His favorite indoor act was to run up to me, arms outstretched with a corner of the blanket in each hand and throw it over himself as he crouched to the floor. The idea was that I wouldn’t be able to see him, that the only thing that would be left in front of me was the blanket and nothing else. I played along not wanting him to start questioning his other magic tricks. Deep down though, I think he knew it wasn’t really working. There was always a slight tinge of disappointment on his face after the blanket was removed. It didn’t stop him from practicing almost daily.
One day, I caught him outside with his bed sheet ripped from the mattress. He was attaching leaves from a pile onto it, though how I couldn’t figure out. There was no glue, no thread and needle, no tape; nothing that would bond the two together. He simply placed a leaf and it stayed in place. After a bit, a full, real, leaf cape was formed, appearing eerily like the faux one inside. Louis ran around holding it above his head, it trailing and waving behind him. None of the leaves fell off, they were more secure there then on the trees.

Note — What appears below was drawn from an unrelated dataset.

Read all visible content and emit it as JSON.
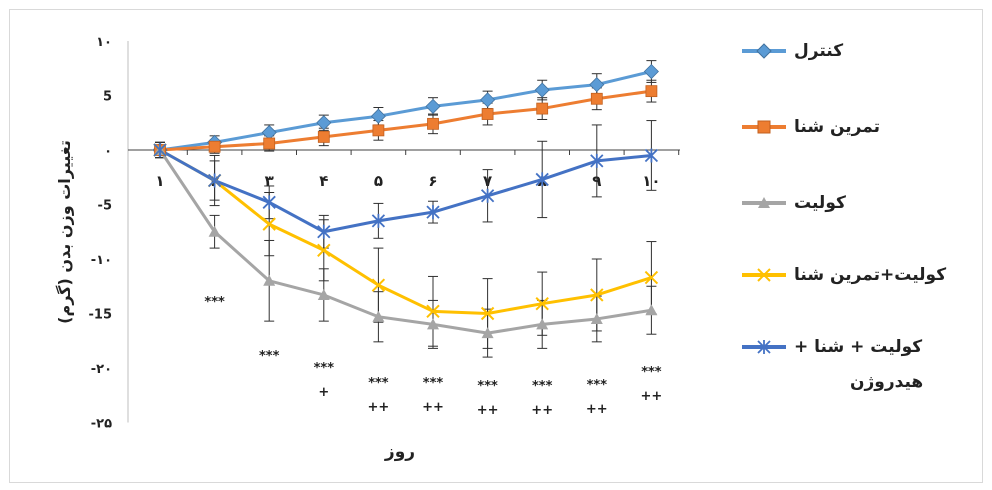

He then stopped in front of me, the pose indicating preparation for his vanishing act. There was a pause as he looked in my eyes and smiled. Arms moved down, then up, then over. The blanket parachuted above him before dropping to the ground and consuming his body. But his crouched silhouette wasn’t there like all those other times; the blanket lay flat on the grass. Louis wasn’t underneath, all that remained beneath was a pile of leaves. He disappeared completely.